I always thought of my Dad as a hard-working, hard-drinking, good-timing man who had made some mistakes that had affected his life.

But I learned that the man I knew in his late 40's, 50's and 60's was a mellowed-out version of what he had been earlier in his life.

I learned that my father had inherited some wealth, then wasted it. I learned that, at one time, he had four dry-cleaning businesses, then lost them. I learned that he had a college education and a responsible profession and then squandered it. I learned that my father had a wonderful wife who loved him dearly. I learned that my father physically and verbally abused his children. I learned that my father was married to and divorced from Gladys three times.

Gladys said he was a fancy dresser and had beautiful eyes. "I fell in love with his beautiful eyes." She also said, "I never loved anyone like I loved Harry Knight." When they first married, he was 27 and she was 16.

Gladys kept taking my Dad back until one day she realized that she and the girls would be better off without him. I learned that my Dad would be gone for weeks at a time from his family, pursuing his favorite past times of alcohol, gambling, and women. I learned that my father was cruel, mean, abusive, and selfish. He was a user and a manipulator, and he wound up hurting a lot of people in his life.

And from 1948, when they divorced, until his death in 1981 at the age of 76, he had virtually no contact with his two wonderful daughters.

I was shocked to learn that at his father's funeral in 1958, which Gladys and her two children attended - at the funeral dinner, my father approached his ex-wife and asked her to take him back for the 4th time. I was 6 years old, and my brother was 9.
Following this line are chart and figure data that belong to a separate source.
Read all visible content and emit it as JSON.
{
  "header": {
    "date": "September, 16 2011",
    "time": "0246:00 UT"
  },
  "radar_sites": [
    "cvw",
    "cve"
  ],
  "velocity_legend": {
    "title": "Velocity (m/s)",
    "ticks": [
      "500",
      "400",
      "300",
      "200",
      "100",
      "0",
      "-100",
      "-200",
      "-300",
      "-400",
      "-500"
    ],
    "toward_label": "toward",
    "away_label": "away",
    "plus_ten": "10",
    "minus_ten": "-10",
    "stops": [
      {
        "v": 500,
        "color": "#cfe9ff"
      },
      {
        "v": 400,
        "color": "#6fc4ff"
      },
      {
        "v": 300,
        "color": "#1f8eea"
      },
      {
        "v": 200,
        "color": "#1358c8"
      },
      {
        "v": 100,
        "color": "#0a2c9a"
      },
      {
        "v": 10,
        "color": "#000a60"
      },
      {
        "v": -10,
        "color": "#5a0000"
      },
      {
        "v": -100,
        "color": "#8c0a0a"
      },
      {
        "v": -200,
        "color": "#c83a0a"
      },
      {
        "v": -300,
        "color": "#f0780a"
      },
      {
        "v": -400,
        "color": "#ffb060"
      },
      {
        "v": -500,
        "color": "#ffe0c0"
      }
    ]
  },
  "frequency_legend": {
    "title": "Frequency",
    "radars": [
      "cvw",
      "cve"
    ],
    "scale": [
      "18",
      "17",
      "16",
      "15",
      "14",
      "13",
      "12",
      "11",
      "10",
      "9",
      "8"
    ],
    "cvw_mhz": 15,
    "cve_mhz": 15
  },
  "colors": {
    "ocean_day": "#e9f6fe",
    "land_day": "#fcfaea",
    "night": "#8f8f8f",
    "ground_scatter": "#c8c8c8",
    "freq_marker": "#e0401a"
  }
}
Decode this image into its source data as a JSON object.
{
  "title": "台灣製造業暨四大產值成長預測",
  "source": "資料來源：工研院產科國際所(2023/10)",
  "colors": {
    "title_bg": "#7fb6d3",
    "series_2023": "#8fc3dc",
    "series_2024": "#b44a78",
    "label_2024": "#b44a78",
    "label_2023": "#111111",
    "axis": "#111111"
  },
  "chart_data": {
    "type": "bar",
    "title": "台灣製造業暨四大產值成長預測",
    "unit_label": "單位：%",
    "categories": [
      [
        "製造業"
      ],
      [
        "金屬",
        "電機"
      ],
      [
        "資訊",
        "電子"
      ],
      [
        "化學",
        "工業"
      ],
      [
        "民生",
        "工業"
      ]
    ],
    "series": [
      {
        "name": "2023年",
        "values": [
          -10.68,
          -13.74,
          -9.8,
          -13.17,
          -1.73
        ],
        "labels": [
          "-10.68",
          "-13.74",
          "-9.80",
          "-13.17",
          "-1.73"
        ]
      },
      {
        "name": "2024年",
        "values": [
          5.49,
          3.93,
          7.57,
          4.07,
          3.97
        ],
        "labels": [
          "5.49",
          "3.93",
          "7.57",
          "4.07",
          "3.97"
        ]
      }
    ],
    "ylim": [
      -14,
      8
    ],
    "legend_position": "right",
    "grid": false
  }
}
Gladys said no, that she could never be a part of hurting those two boys, Harry's sons, as her ex-husband had hurt their two daughters. I owed a debt of gratitude to Gladys Knight for keeping my family together!

Was it worth it to learn these hurtful things, to go through the process of meeting a new family, to go to all the trouble? Even with all the pain, meeting my sister and her husband and mother was well worth it. We are now part of one another's life. We send Christmas gifts. We're family. It feels good.

In fact, if there are any loose ends, any family members you need to meet, I want to highly recommend that you meet them. Meeting my sister brought me a lot of joy, and helped things in my life make sense. I am so glad We met.

I believe this says that, even when truth is painful, it often sheds light. God uses truth for His purposes.